Stoneleigh--

As always, thank you for putting together an incredible amount of information on financial issues.

Do you have any idea on how many re-finances, including ARMs, are recourse loans? In a purchase money security interest, where you get an initial mortgage to buy a house, the loan is normally non-recourse, i.e. if the buyer can't repay, he can just walk and the lender must look to the security (the house) to recoup his losses). However, I had understood many (if not most) re-fi's were recourse, i.e. the lender can get a judgement againt the homeowner for any shortfall between the loan amount and what the lender realizes from the foreclosure sale of the asset. And judgements are often good for 10 years and can be renewed for another ten, so the judgement follows the homeowner for a long time and threatens any later-acquired assets.

When re-fi's are for 100% of equity, I would think recourse loans are the only way a lender would lend, but if the lender is simply intending to sell off the loan as quickly as possible, maybe having recourse to the borrower became less important. At any rate, if a high percentage of these re-fi's are recourse, I would think any recovery from the coming crash would be even slower.

Rick

Rick,

A very good question. Though not exactly our forté.

I put it to Tanta at Calculated Risk, who has an amazing depth of knowledge in these matters, and she was gracious enough to reply within the hour. I'll quote her entire response here, and thank her very kindly.

In a purchase money security interest, where you get an initial mortgage to buy a house, the loan is normally non-recourse

I see that claim made a lot. It is true that, for instance, in California purchase money loans are non-recourse. That is not universally true; such laws are made at the state level. There is a certain Californiacentric view of the world.

Where recourse limitations on purchase money exist, they tend to make lenders more cautious about purchase money loans, since it is true that you cannot get a deficiency judgment (the technical term here) when foreclosure proceeds are less than the loan amount. That cautiousness went away in the boom in some quarters. Now lenders are remembering why such laws are on the books. That's the point, by the way: the law doesn't say you can't lend 100% of value. The law lets lenders be stupid. It just doesn't let lenders make upside down loans with the idea that the upside down part is "secured" by the borrower's other assets. The law basically says that the house is the only security you have on a purchase money loan, so you should make sure that the appraised value is good and the borrower is creditworthy.

I know of no jurisdiction in which there are recourse limitations on refinances, except for Texas cash-outs, and trust me, we don't want to talk about Texas cash-outs. But the important point is that no one in any jurisdiction can get a deficiency judgment without doing a judicial foreclosure. (You must plead before a judge to get a judgment.)

So "trustee sales" or non-judicial FCs don't result in deficiency judgments because they can't. They are, however, much cheaper and faster than judicial FC. So a lender has to really have a big dollar amount at stake to go judicial when the state allows nonjudicial (like CA). Some states do require all judicial FCs, like Ohio.
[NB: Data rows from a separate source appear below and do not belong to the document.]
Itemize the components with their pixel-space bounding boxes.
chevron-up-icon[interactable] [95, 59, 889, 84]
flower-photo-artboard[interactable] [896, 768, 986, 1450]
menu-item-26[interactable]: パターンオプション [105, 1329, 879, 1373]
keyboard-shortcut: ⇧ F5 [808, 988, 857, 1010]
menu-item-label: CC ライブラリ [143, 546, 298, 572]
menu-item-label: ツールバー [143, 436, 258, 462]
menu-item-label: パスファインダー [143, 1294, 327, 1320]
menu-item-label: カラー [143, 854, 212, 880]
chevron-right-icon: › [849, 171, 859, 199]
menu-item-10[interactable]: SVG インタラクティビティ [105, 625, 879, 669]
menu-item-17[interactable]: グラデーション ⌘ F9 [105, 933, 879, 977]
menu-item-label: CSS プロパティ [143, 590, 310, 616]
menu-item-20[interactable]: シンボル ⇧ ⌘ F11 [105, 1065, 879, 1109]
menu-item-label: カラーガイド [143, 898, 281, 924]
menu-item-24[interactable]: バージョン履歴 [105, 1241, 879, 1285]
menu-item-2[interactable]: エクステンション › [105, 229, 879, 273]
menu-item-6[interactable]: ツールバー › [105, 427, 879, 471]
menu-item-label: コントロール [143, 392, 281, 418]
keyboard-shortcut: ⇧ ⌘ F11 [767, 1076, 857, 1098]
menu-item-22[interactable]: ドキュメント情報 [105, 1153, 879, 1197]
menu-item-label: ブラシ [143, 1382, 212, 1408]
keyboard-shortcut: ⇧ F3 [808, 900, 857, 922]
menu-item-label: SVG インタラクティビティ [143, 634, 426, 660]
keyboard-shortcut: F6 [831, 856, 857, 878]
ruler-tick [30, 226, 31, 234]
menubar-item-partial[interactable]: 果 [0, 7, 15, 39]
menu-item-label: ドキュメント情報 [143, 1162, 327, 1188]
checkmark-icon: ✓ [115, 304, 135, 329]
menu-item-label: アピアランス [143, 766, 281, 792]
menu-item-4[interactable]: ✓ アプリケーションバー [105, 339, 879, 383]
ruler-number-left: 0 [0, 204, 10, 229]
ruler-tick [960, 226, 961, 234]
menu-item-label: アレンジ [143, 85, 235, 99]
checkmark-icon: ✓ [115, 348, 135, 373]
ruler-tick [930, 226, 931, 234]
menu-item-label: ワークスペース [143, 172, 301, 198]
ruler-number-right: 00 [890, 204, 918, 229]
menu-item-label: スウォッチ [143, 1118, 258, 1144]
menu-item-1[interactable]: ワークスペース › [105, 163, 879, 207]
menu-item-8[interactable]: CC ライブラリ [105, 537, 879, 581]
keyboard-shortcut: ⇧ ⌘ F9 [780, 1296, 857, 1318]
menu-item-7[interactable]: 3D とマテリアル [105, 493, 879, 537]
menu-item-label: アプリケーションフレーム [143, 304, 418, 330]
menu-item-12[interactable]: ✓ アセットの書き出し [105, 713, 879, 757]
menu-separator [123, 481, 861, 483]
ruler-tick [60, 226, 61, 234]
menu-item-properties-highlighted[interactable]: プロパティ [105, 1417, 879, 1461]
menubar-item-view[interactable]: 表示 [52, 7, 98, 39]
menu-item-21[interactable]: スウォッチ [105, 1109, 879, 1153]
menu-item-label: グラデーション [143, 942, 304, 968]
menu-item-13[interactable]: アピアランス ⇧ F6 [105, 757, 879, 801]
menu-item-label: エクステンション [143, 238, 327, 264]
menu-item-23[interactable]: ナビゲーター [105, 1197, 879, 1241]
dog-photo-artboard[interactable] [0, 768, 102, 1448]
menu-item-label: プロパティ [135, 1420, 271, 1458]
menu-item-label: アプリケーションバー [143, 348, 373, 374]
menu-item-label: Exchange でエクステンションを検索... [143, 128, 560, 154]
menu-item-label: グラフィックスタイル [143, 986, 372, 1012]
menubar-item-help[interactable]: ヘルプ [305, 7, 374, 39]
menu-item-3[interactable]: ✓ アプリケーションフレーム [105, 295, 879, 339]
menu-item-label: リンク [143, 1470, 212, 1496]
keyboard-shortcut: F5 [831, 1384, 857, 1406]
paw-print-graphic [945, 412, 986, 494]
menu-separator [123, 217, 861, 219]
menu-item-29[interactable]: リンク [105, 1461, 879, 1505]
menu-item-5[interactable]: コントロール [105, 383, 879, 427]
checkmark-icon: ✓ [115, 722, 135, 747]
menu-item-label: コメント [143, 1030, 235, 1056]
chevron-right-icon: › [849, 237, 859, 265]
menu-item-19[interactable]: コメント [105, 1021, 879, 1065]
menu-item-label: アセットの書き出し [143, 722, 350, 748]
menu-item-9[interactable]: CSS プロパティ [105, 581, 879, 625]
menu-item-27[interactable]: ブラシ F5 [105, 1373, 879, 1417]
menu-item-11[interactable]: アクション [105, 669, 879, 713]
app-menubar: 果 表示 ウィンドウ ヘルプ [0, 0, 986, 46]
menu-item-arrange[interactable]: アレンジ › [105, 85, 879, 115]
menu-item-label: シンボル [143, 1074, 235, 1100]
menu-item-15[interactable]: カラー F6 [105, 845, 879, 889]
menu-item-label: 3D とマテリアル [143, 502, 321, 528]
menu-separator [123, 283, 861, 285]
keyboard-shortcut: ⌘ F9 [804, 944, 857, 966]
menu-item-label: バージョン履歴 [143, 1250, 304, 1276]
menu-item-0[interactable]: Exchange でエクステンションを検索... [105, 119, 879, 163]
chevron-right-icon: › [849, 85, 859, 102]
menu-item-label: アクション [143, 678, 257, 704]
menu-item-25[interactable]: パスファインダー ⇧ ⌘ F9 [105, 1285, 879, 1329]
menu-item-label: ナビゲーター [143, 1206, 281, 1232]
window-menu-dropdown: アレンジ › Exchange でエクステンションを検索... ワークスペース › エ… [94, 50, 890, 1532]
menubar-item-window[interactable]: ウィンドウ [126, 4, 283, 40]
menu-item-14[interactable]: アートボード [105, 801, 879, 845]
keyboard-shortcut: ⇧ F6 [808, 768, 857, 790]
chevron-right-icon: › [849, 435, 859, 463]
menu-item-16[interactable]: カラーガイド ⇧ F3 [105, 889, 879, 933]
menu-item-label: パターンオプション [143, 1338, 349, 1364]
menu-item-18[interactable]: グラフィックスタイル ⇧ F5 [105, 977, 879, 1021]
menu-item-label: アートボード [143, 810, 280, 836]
Those are the states in which deficiency judgments are most likely to occur, because you're always in court anyway.

Bottom line: if lenders preferentially sought judicial FCs just so they could get a judgment against the borrower, it would certainly slow down the "clearing" of the REO market, given how it would extend the FC timeframe. However.

I have no reason to believe lenders will do that. It costs them more than the judgment is worth. The usual practice is that lenders seek a deficiency judgment only when they believe that the loan was fraudulent. That is, when there is some evidence that cash assets are there, but the borrower won't use them to make mortgage payments with.

Not "fraudulent" in the sense of "the borrower lied." A whole lot of borrowers lied, but the problem is they don't have the money they said they had and it is a giant waste of time and money to get judgements they'll never pay. You pursue deficiency against those who claim they don't have the money that you think they do have, like those operators who put their assets in sham "trusts" prior to default and then tell the lender they're broke.

That help?

Cheers, Tanta

Hi Tanta--

Thank you for an excellent and thorough response. I agree that non-judicial foreclosure is faster and more common and that judicial foreclosure makes no sense with sub-prime borrowers since they have no assets to pursue. However, as foreclosures spread to A borrowers and as collateral values plummet, it will be interesting to see if lenders resort to judicial foreclosures more often to try to lessen their losses.

Rick

Hi Tanta--

One more thought on the issue of deficiencies between loan amount and realized sale price on non-judicial foreclosure: to the extent the foreclosing lender choses methods that do not allow it to pursue the homeowner for any deficiencies, the difference may constitute 'debt forgiveness' in the eyes of the IRS and become taxable income to the foreclosed homeowner. Granted, it is better to owe 20-25% of the debt amount than 100%, but this will effectively be new money owed the IRS which is just tacked onto the tax bill.